Yunanistan'daki Batı Trakya Türk toplumu sıklıkla ülkedeki sosyal ve ekonomik ayrımcılık, azınlık çocukları için kaliteli eğitime eşit olmayan erişim veya siyasi haklar gibi çifte standartlardan ve kalıcı eşitsizliklerden şikayetçidir.
Batı Trakya Türklerinin hakları 1923 Lozan Antlaşması ile güvence altına alınmıştır. Ancak on yıllar geçtikçe, aynı zamanda Yunanistan'ın ekonomik açıdan en fakir toplumlarından biri olan topluluk için durum ciddi şekilde kötüleşmiştir.
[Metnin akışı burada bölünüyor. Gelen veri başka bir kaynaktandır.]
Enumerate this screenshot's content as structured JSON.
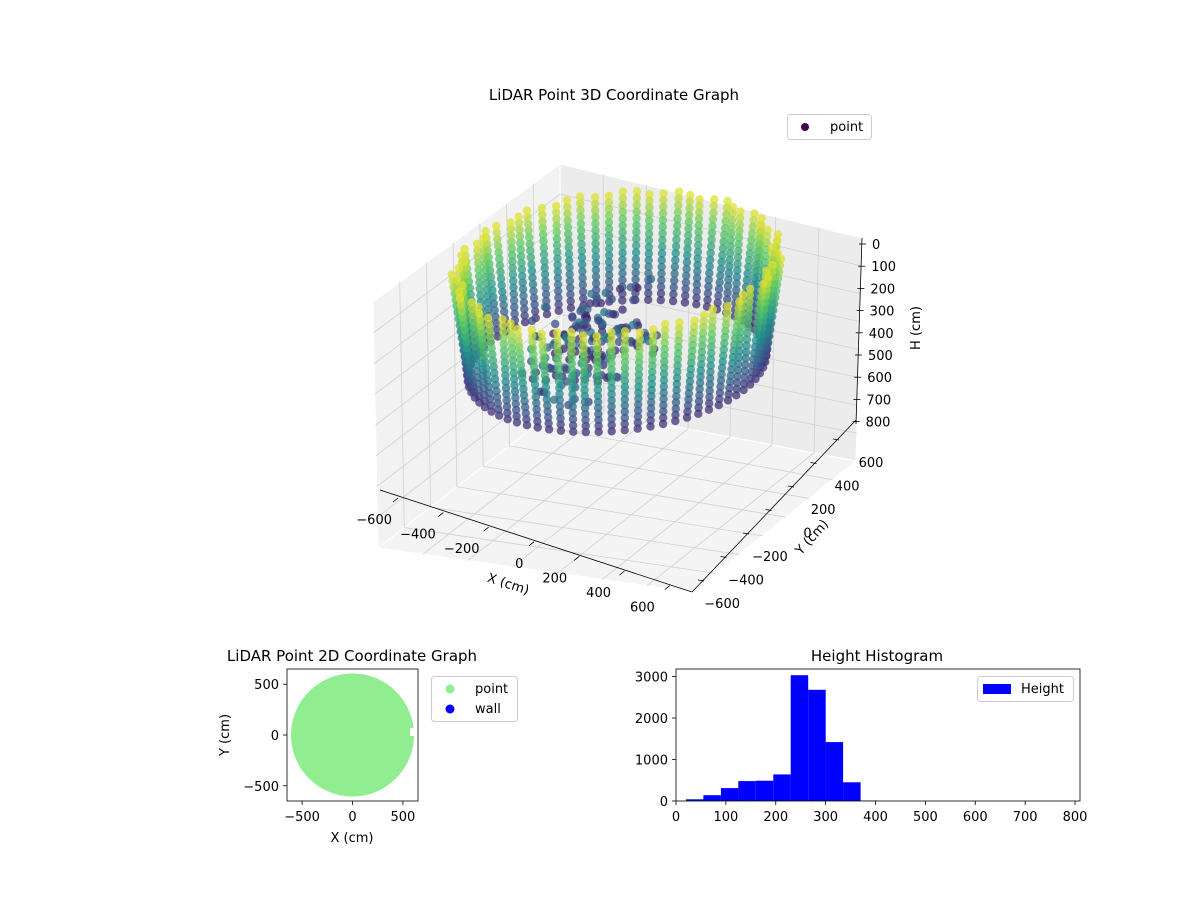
{
  "chart_data": [
    {
      "type": "scatter",
      "projection": "3d",
      "title": "LiDAR Point 3D Coordinate Graph",
      "xlabel": "X (cm)",
      "ylabel": "Y (cm)",
      "zlabel": "H (cm)",
      "xlim": [
        -650,
        650
      ],
      "ylim": [
        -650,
        650
      ],
      "zlim": [
        0,
        800
      ],
      "z_inverted": true,
      "x_ticks": [
        "−600",
        "−400",
        "−200",
        "0",
        "200",
        "400",
        "600"
      ],
      "y_ticks": [
        "−600",
        "−400",
        "−200",
        "0",
        "200",
        "400",
        "600"
      ],
      "z_ticks": [
        "0",
        "100",
        "200",
        "300",
        "400",
        "500",
        "600",
        "700",
        "800"
      ],
      "grid": true,
      "colormap": "viridis",
      "legend": {
        "placement": "top-right",
        "entries": [
          {
            "label": "point",
            "color": "#440154"
          }
        ]
      },
      "series": [
        {
          "name": "point",
          "shape": "cylindrical wall scan",
          "radius_range": [
            560,
            620
          ],
          "height_range": [
            0,
            340
          ],
          "angular_columns": 72
        }
      ]
    },
    {
      "type": "scatter",
      "title": "LiDAR Point 2D Coordinate Graph",
      "xlabel": "X (cm)",
      "ylabel": "Y (cm)",
      "xlim": [
        -650,
        650
      ],
      "ylim": [
        -650,
        650
      ],
      "x_ticks": [
        -500,
        0,
        500
      ],
      "y_ticks": [
        -500,
        0,
        500
      ],
      "legend": {
        "placement": "outside-right",
        "entries": [
          {
            "label": "point",
            "color": "#90ee90"
          },
          {
            "label": "wall",
            "color": "#0000ff"
          }
        ]
      },
      "series": [
        {
          "name": "point",
          "color": "#90ee90",
          "shape": "filled disc",
          "center": [
            0,
            0
          ],
          "radius": 610
        },
        {
          "name": "wall",
          "color": "#0000ff"
        }
      ]
    },
    {
      "type": "bar",
      "subtype": "histogram",
      "title": "Height Histogram",
      "xlabel": "",
      "ylabel": "",
      "xlim": [
        0,
        810
      ],
      "ylim": [
        0,
        3180
      ],
      "x_ticks": [
        0,
        100,
        200,
        300,
        400,
        500,
        600,
        700,
        800
      ],
      "y_ticks": [
        0,
        1000,
        2000,
        3000
      ],
      "color": "#0000ff",
      "legend": {
        "placement": "top-right",
        "entries": [
          {
            "label": "Height",
            "color": "#0000ff"
          }
        ]
      },
      "bins": [
        {
          "x0": 20,
          "x1": 55,
          "value": 40
        },
        {
          "x0": 55,
          "x1": 90,
          "value": 140
        },
        {
          "x0": 90,
          "x1": 125,
          "value": 310
        },
        {
          "x0": 125,
          "x1": 160,
          "value": 480
        },
        {
          "x0": 160,
          "x1": 195,
          "value": 490
        },
        {
          "x0": 195,
          "x1": 230,
          "value": 640
        },
        {
          "x0": 230,
          "x1": 265,
          "value": 3030
        },
        {
          "x0": 265,
          "x1": 300,
          "value": 2680
        },
        {
          "x0": 300,
          "x1": 335,
          "value": 1420
        },
        {
          "x0": 335,
          "x1": 370,
          "value": 450
        },
        {
          "x0": 370,
          "x1": 405,
          "value": 10
        }
      ]
    }
  ]
}
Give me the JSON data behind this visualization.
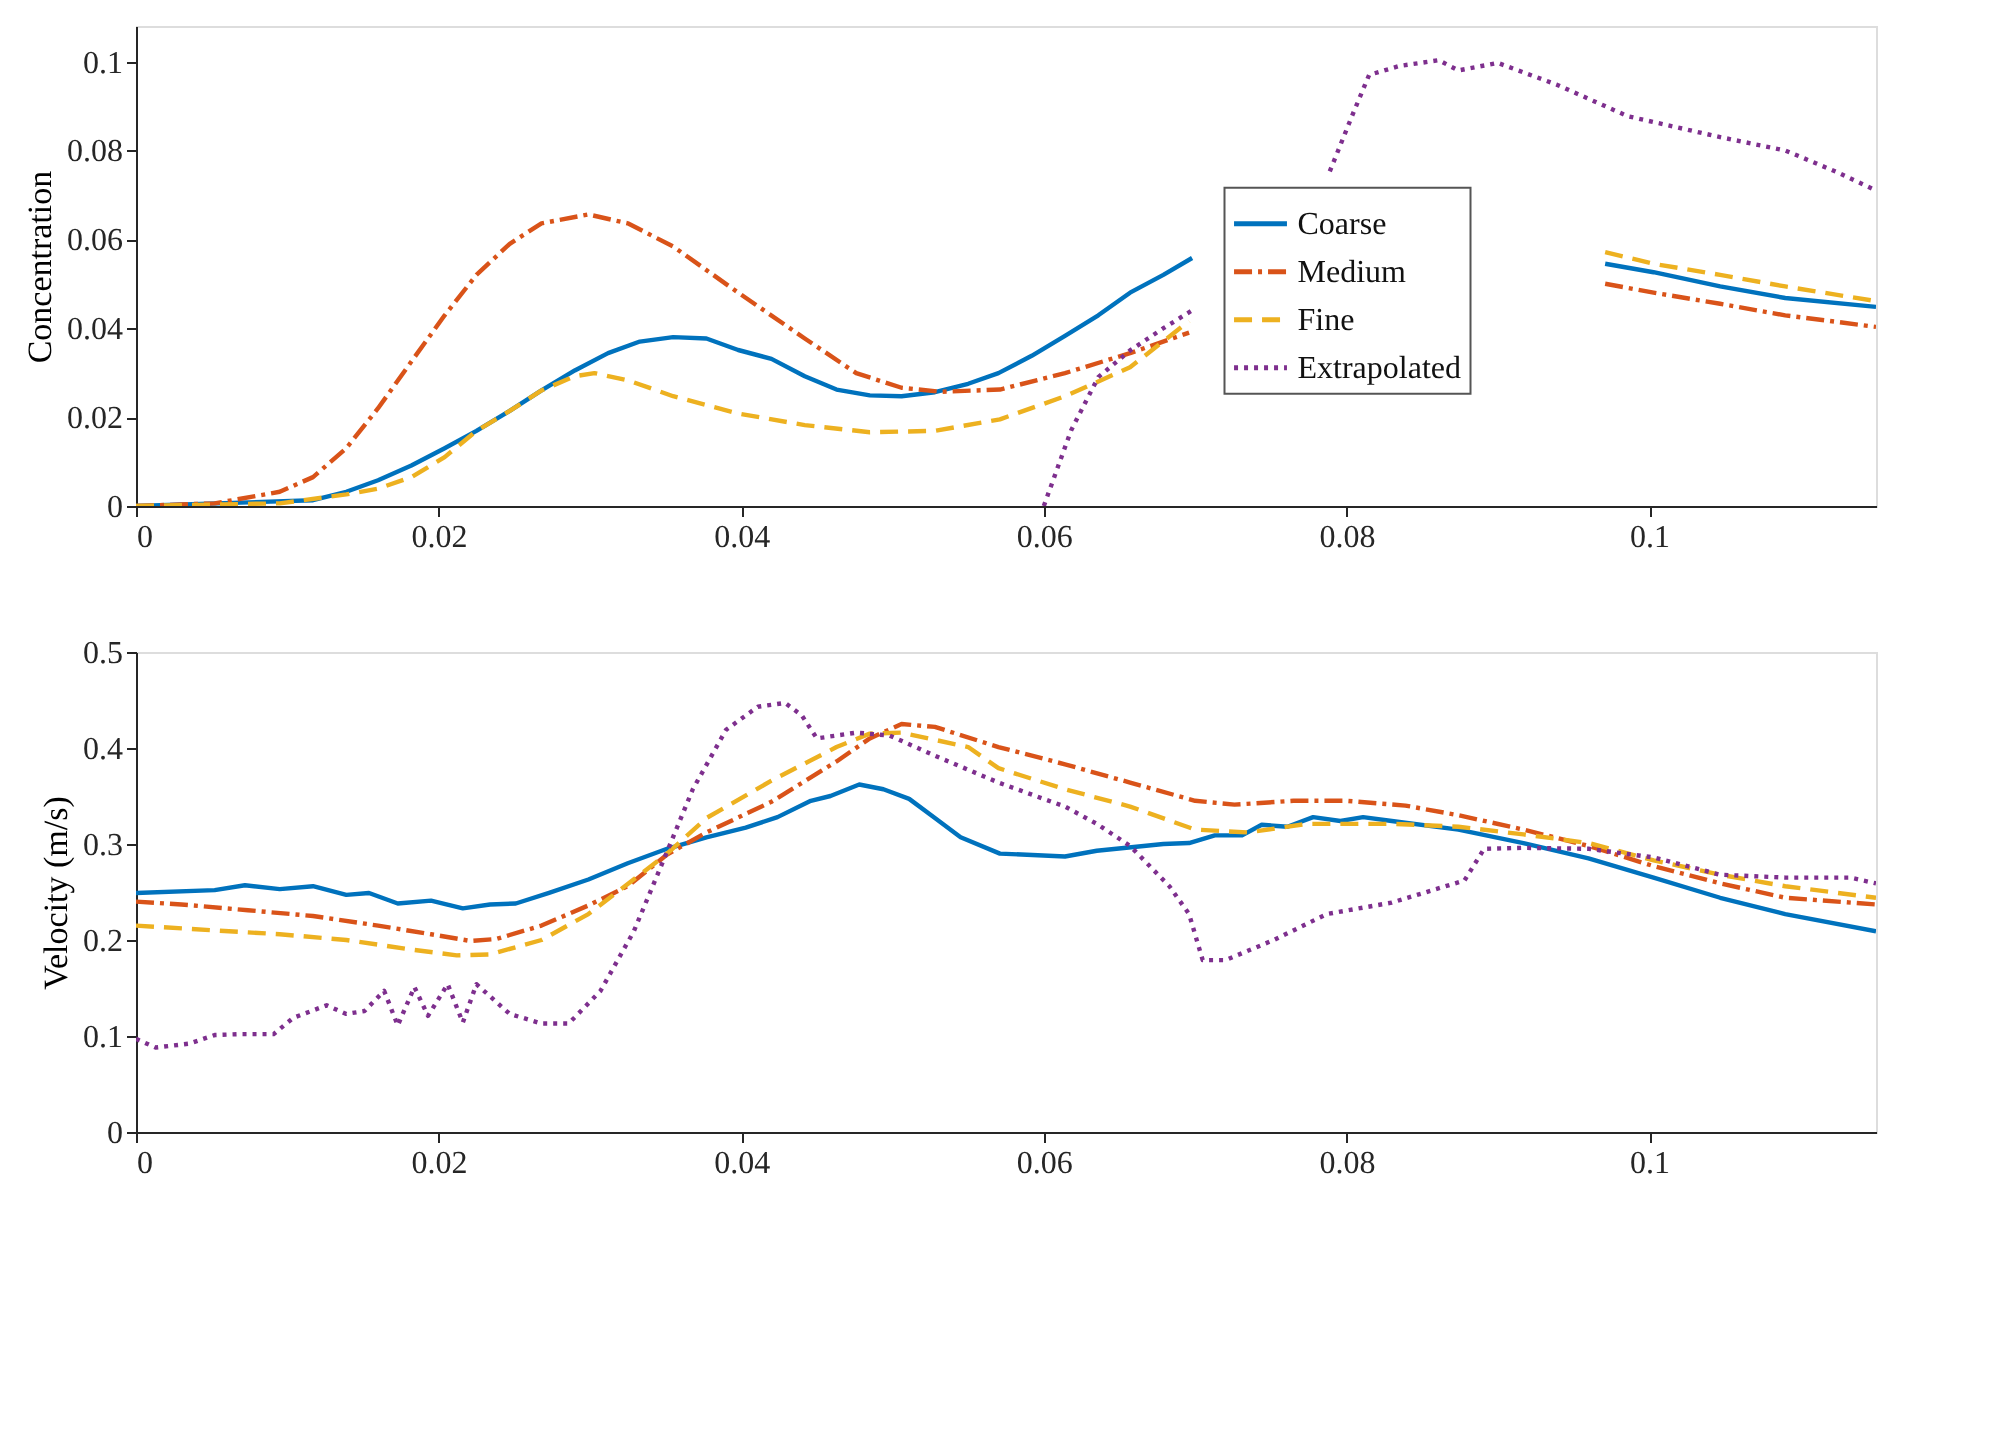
{
  "chart_data": [
    {
      "type": "line",
      "ylabel": "Concentration",
      "xlim": [
        0,
        0.115
      ],
      "ylim": [
        0,
        0.108
      ],
      "xticks": [
        0,
        0.02,
        0.04,
        0.06,
        0.08,
        0.1
      ],
      "yticks": [
        0,
        0.02,
        0.04,
        0.06,
        0.08,
        0.1
      ],
      "grid": false,
      "legend": "right",
      "series": [
        {
          "name": "Coarse",
          "color": "#0072bd",
          "line_style": "solid",
          "x": [
            0,
            0.0117,
            0.0139,
            0.016,
            0.0182,
            0.0204,
            0.0225,
            0.0247,
            0.0268,
            0.029,
            0.0312,
            0.0333,
            0.0355,
            0.0377,
            0.0398,
            0.042,
            0.0442,
            0.0463,
            0.0485,
            0.0506,
            0.0528,
            0.055,
            0.057,
            0.0592,
            0.0614,
            0.0636,
            0.0657,
            0.0679,
            0.0698,
            0.083,
            0.0971,
            0.1003,
            0.1047,
            0.109,
            0.115
          ],
          "values": [
            0,
            0.0013,
            0.0032,
            0.0058,
            0.0091,
            0.013,
            0.0169,
            0.0214,
            0.026,
            0.0305,
            0.0344,
            0.037,
            0.038,
            0.0377,
            0.0351,
            0.0331,
            0.0292,
            0.0262,
            0.0249,
            0.0247,
            0.0256,
            0.0275,
            0.0299,
            0.0338,
            0.0383,
            0.0429,
            0.048,
            0.052,
            0.0558,
            null,
            0.0545,
            0.0526,
            0.0494,
            0.0468,
            0.0448
          ]
        },
        {
          "name": "Medium",
          "color": "#d95319",
          "line_style": "dashdot",
          "x": [
            0,
            0.0052,
            0.0095,
            0.0117,
            0.0139,
            0.016,
            0.0182,
            0.0204,
            0.0225,
            0.0247,
            0.0268,
            0.0299,
            0.0325,
            0.0355,
            0.0398,
            0.0442,
            0.0476,
            0.0506,
            0.0532,
            0.0571,
            0.0614,
            0.0657,
            0.0696,
            0.083,
            0.0971,
            0.1003,
            0.1047,
            0.109,
            0.115
          ],
          "values": [
            0,
            0.0006,
            0.0032,
            0.0065,
            0.013,
            0.022,
            0.0325,
            0.0429,
            0.052,
            0.059,
            0.0636,
            0.0656,
            0.0636,
            0.0584,
            0.048,
            0.0377,
            0.0299,
            0.0266,
            0.0257,
            0.0262,
            0.0299,
            0.0344,
            0.039,
            null,
            0.05,
            0.048,
            0.0455,
            0.0429,
            0.0403
          ]
        },
        {
          "name": "Fine",
          "color": "#edb120",
          "line_style": "dashed",
          "x": [
            0,
            0.0095,
            0.0139,
            0.016,
            0.0182,
            0.0204,
            0.0225,
            0.0247,
            0.0268,
            0.029,
            0.0303,
            0.0325,
            0.0355,
            0.0398,
            0.0442,
            0.0485,
            0.0528,
            0.0571,
            0.0614,
            0.0657,
            0.0696,
            0.083,
            0.0971,
            0.1003,
            0.1047,
            0.109,
            0.115
          ],
          "values": [
            0,
            0.0006,
            0.0026,
            0.0039,
            0.0065,
            0.011,
            0.0169,
            0.0214,
            0.026,
            0.0292,
            0.0299,
            0.0283,
            0.0247,
            0.0208,
            0.0182,
            0.0166,
            0.0169,
            0.0195,
            0.0247,
            0.0312,
            0.0416,
            null,
            0.0571,
            0.0545,
            0.052,
            0.0494,
            0.0461
          ]
        },
        {
          "name": "Extrapolated",
          "color": "#7e2f8e",
          "line_style": "dotted",
          "x": [
            0.06,
            0.0618,
            0.0636,
            0.0657,
            0.0679,
            0.0698,
            0.075,
            0.0789,
            0.0804,
            0.0815,
            0.0835,
            0.0861,
            0.0874,
            0.09,
            0.0939,
            0.0986,
            0.1047,
            0.109,
            0.1125,
            0.115
          ],
          "values": [
            0,
            0.017,
            0.029,
            0.035,
            0.04,
            0.044,
            null,
            0.0753,
            0.088,
            0.097,
            0.099,
            0.1003,
            0.098,
            0.0997,
            0.0948,
            0.0877,
            0.083,
            0.08,
            0.075,
            0.071
          ]
        }
      ]
    },
    {
      "type": "line",
      "ylabel": "Velocity (m/s)",
      "xlim": [
        0,
        0.115
      ],
      "ylim": [
        0,
        0.5
      ],
      "xticks": [
        0,
        0.02,
        0.04,
        0.06,
        0.08,
        0.1
      ],
      "yticks": [
        0,
        0.1,
        0.2,
        0.3,
        0.4,
        0.5
      ],
      "grid": false,
      "legend": false,
      "series": [
        {
          "color": "#0072bd",
          "line_style": "solid",
          "x": [
            0,
            0.0052,
            0.0072,
            0.0095,
            0.0117,
            0.0139,
            0.0154,
            0.0173,
            0.0195,
            0.0216,
            0.0234,
            0.0251,
            0.0273,
            0.0299,
            0.0325,
            0.0351,
            0.0377,
            0.0403,
            0.0424,
            0.0446,
            0.0459,
            0.0478,
            0.0494,
            0.0511,
            0.0528,
            0.0545,
            0.0571,
            0.0614,
            0.0635,
            0.0679,
            0.0696,
            0.0713,
            0.0731,
            0.0744,
            0.0761,
            0.0778,
            0.0796,
            0.0811,
            0.083,
            0.0874,
            0.0917,
            0.096,
            0.1003,
            0.1047,
            0.109,
            0.115
          ],
          "values": [
            0.249,
            0.252,
            0.257,
            0.253,
            0.256,
            0.247,
            0.249,
            0.238,
            0.241,
            0.233,
            0.237,
            0.238,
            0.249,
            0.263,
            0.28,
            0.295,
            0.307,
            0.317,
            0.328,
            0.345,
            0.35,
            0.362,
            0.357,
            0.347,
            0.327,
            0.307,
            0.29,
            0.287,
            0.293,
            0.3,
            0.301,
            0.309,
            0.309,
            0.32,
            0.318,
            0.328,
            0.324,
            0.328,
            0.324,
            0.315,
            0.301,
            0.285,
            0.265,
            0.244,
            0.227,
            0.209
          ]
        },
        {
          "color": "#d95319",
          "line_style": "dashdot",
          "x": [
            0,
            0.003,
            0.0074,
            0.0117,
            0.016,
            0.0195,
            0.0221,
            0.0238,
            0.0268,
            0.0299,
            0.0325,
            0.0351,
            0.0377,
            0.042,
            0.0463,
            0.0485,
            0.0506,
            0.0528,
            0.057,
            0.0614,
            0.0657,
            0.07,
            0.0726,
            0.0765,
            0.08,
            0.0839,
            0.0874,
            0.0917,
            0.096,
            0.1003,
            0.1047,
            0.109,
            0.115
          ],
          "values": [
            0.24,
            0.237,
            0.231,
            0.225,
            0.215,
            0.206,
            0.199,
            0.201,
            0.215,
            0.236,
            0.256,
            0.289,
            0.312,
            0.344,
            0.386,
            0.41,
            0.425,
            0.422,
            0.401,
            0.383,
            0.364,
            0.345,
            0.341,
            0.345,
            0.345,
            0.34,
            0.33,
            0.315,
            0.298,
            0.277,
            0.259,
            0.244,
            0.237
          ]
        },
        {
          "color": "#edb120",
          "line_style": "dashed",
          "x": [
            0,
            0.0052,
            0.0095,
            0.0139,
            0.0182,
            0.0212,
            0.0234,
            0.0268,
            0.0299,
            0.0333,
            0.0351,
            0.0377,
            0.042,
            0.0463,
            0.0485,
            0.0506,
            0.055,
            0.057,
            0.0614,
            0.0657,
            0.07,
            0.0735,
            0.0774,
            0.083,
            0.0874,
            0.0917,
            0.096,
            0.1003,
            0.1047,
            0.109,
            0.115
          ],
          "values": [
            0.215,
            0.21,
            0.206,
            0.2,
            0.19,
            0.184,
            0.185,
            0.2,
            0.227,
            0.268,
            0.29,
            0.327,
            0.366,
            0.401,
            0.415,
            0.416,
            0.401,
            0.379,
            0.357,
            0.339,
            0.315,
            0.312,
            0.321,
            0.321,
            0.318,
            0.31,
            0.301,
            0.283,
            0.268,
            0.256,
            0.244
          ]
        },
        {
          "color": "#7e2f8e",
          "line_style": "dotted",
          "x": [
            0,
            0.0013,
            0.0035,
            0.0052,
            0.0069,
            0.0091,
            0.0104,
            0.0126,
            0.0139,
            0.0151,
            0.0164,
            0.0173,
            0.0184,
            0.0193,
            0.0206,
            0.0216,
            0.0225,
            0.0247,
            0.0268,
            0.0286,
            0.0307,
            0.0329,
            0.0351,
            0.0368,
            0.039,
            0.0411,
            0.0429,
            0.044,
            0.045,
            0.0476,
            0.0498,
            0.0528,
            0.057,
            0.0614,
            0.0635,
            0.0657,
            0.0683,
            0.0696,
            0.0705,
            0.072,
            0.0752,
            0.0787,
            0.083,
            0.0878,
            0.0891,
            0.0917,
            0.096,
            0.1003,
            0.1047,
            0.109,
            0.1133,
            0.115
          ],
          "values": [
            0.097,
            0.088,
            0.092,
            0.101,
            0.102,
            0.102,
            0.119,
            0.132,
            0.123,
            0.126,
            0.147,
            0.111,
            0.151,
            0.121,
            0.154,
            0.114,
            0.154,
            0.123,
            0.113,
            0.113,
            0.147,
            0.209,
            0.292,
            0.357,
            0.419,
            0.443,
            0.447,
            0.434,
            0.41,
            0.416,
            0.413,
            0.392,
            0.364,
            0.339,
            0.321,
            0.298,
            0.256,
            0.227,
            0.179,
            0.179,
            0.2,
            0.227,
            0.239,
            0.262,
            0.295,
            0.296,
            0.295,
            0.286,
            0.268,
            0.265,
            0.265,
            0.259
          ]
        }
      ]
    }
  ]
}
Yunan hükümeti yıllar içinde okulları ve camileri kapatmak ve “Türk” veya “Türk” kelimelerinin kullanımını yasaklamak da dahil olmak üzere yükümlülüklerini ve Avrupa İnsan Hakları Mahkemesi'nin (AİHM) kararlarını çok sayıda ihlal etti.
Bu yılın başlarında Türk azınlık, okulların kapatılması, Türkçe eğitimin yasaklanması ve topluluğun oy kullanmasına yasal olarak izin verilmemesi gibi karşılaştıkları sorunları vurgulamak için BM Azınlık Sorunları Özel Raportörü'ne başvurdu. Müftüler (Müslüman din adamları) gibi dini liderler, bu bir antlaşma hakkıdır.
Türkiye uzun süredir Yunanistan'ı toplumu temel hak ve özgürlüklerinden mahrum bıraktığı için eleştiriyordu.
Sorun, Ege Denizi'ndeki toprak iddiaları konusundaki sayısız anlaşmazlık nedeniyle onlarca yıldır gergin olan Türk-Yunan ilişkilerinde de ortaya çıkıyor.
Ancak Ankara ve Atina, son yakınlaşma çabalarının bir parçası olarak azınlık koşullarını iyileştirmek için işbirliği yapma konusunda anlaşırken, Yunanistan Başbakanı Kyriakos Mitsotakis “azınlıkların statüsünü tanımlayan savaş sonrası anlaşmalara uygun hareket etmeye devam etme” yönünde muğlak bir söz verdi.